One never need to memorize the index positions in these transformation laws. One need only line the indices up so that (1) free indices on each side of the equation are in the same position; and (2) summed indices appear once up and once down. Then all will be correct! (Note:the indices on $\Lambda$ always run from "northwest" to "southeast").

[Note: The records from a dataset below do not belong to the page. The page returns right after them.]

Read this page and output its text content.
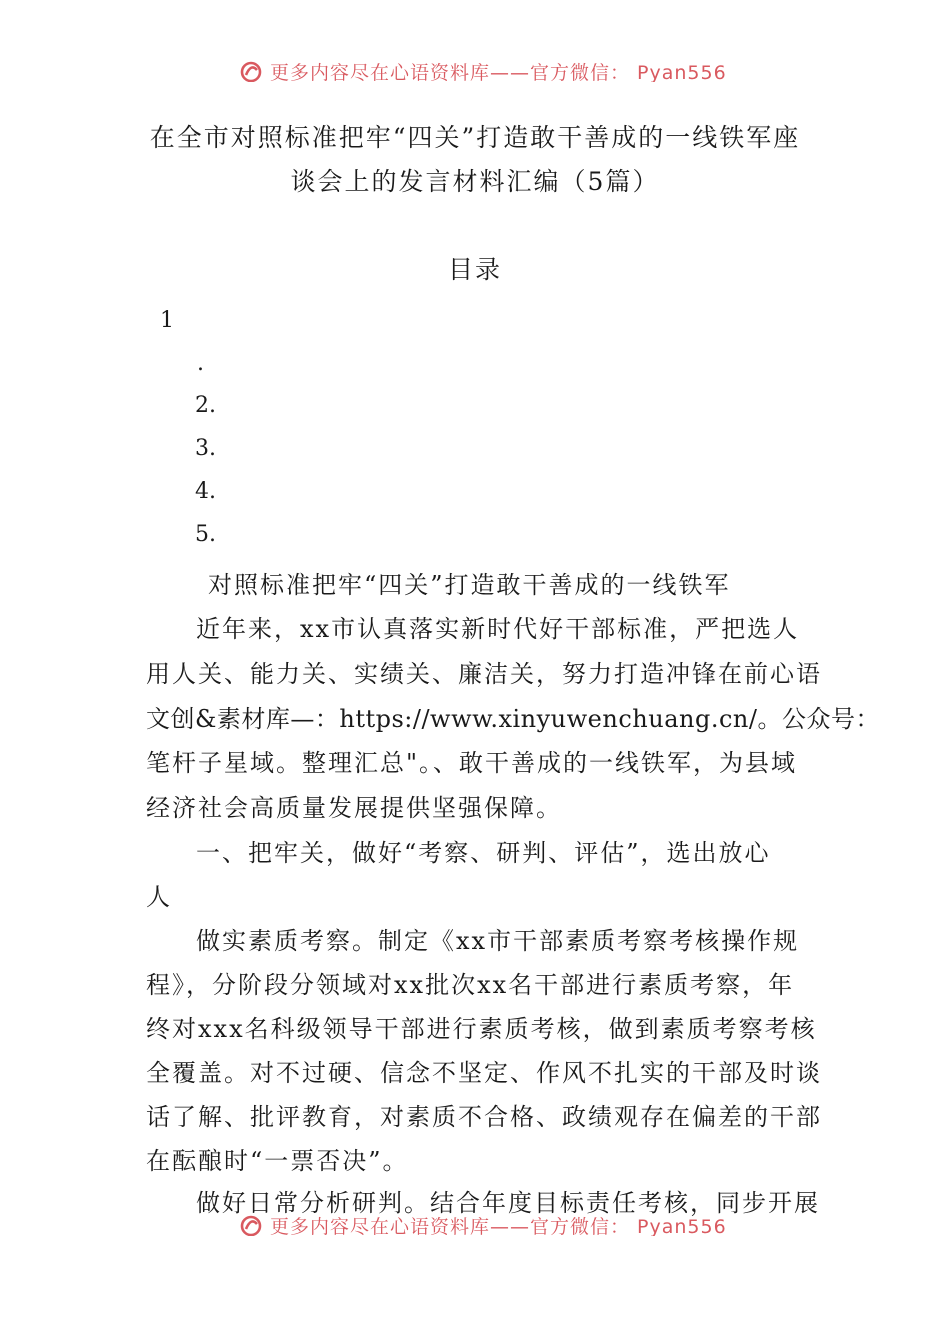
更多内容尽在心语资料库——官方微信： Pyan556
在全市对照标准把牢“四关”打造敢干善成的一线铁军座
谈会上的发言材料汇编（5篇）
目录
1
.
2.
3.
4.
5.
对照标准把牢“四关”打造敢干善成的一线铁军
近年来，xx市认真落实新时代好干部标准，严把选人
用人关、能力关、实绩关、廉洁关，努力打造冲锋在前心语
文创&素材库—：https://www.xinyuwenchuang.cn/。公众号：
笔杆子星域。整理汇总"。、敢干善成的一线铁军，为县域
经济社会高质量发展提供坚强保障。
一、把牢关，做好“考察、研判、评估”，选出放心
人
做实素质考察。制定《xx市干部素质考察考核操作规
程》，分阶段分领域对xx批次xx名干部进行素质考察，年
终对xxx名科级领导干部进行素质考核，做到素质考察考核
全覆盖。对不过硬、信念不坚定、作风不扎实的干部及时谈
话了解、批评教育，对素质不合格、政绩观存在偏差的干部
在酝酿时“一票否决”。
做好日常分析研判。结合年度目标责任考核，同步开展
更多内容尽在心语资料库——官方微信： Pyan556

If I see something that doesn't meet these rules, I re-write it so that it does. A corollary of this is that transformation objects like $\Lambda$ are written in tensor notation, but aren't

 

[vanhees71]

The index position is crucial, or how else would you make sense of an equation like
[EDIT: Corrected in view of #12]
$${(\Lambda^{-1})^{\mu}}_{\nu} ={\Lambda_{\nu}}^{\mu} = \eta^{\mu \rho} \eta_{\nu \sigma} {\Lambda^{\sigma}}_{\rho}?$$
In matrix notation it's saying that
$$\hat{\Lambda}^{-1}=\hat{\eta} \hat{\Lambda}^{\text{T}} \hat{\eta}.$$

 

[weirdoguy]

@vanhees71 something is wrong with the indices: there is only one $\rho$ - the lowest $\mu$ on the right should also be $\rho$.

 

[vanhees71]

You are right. It's not only the positioning of the indices that's important but also their naming ;-). I've corrected the formula.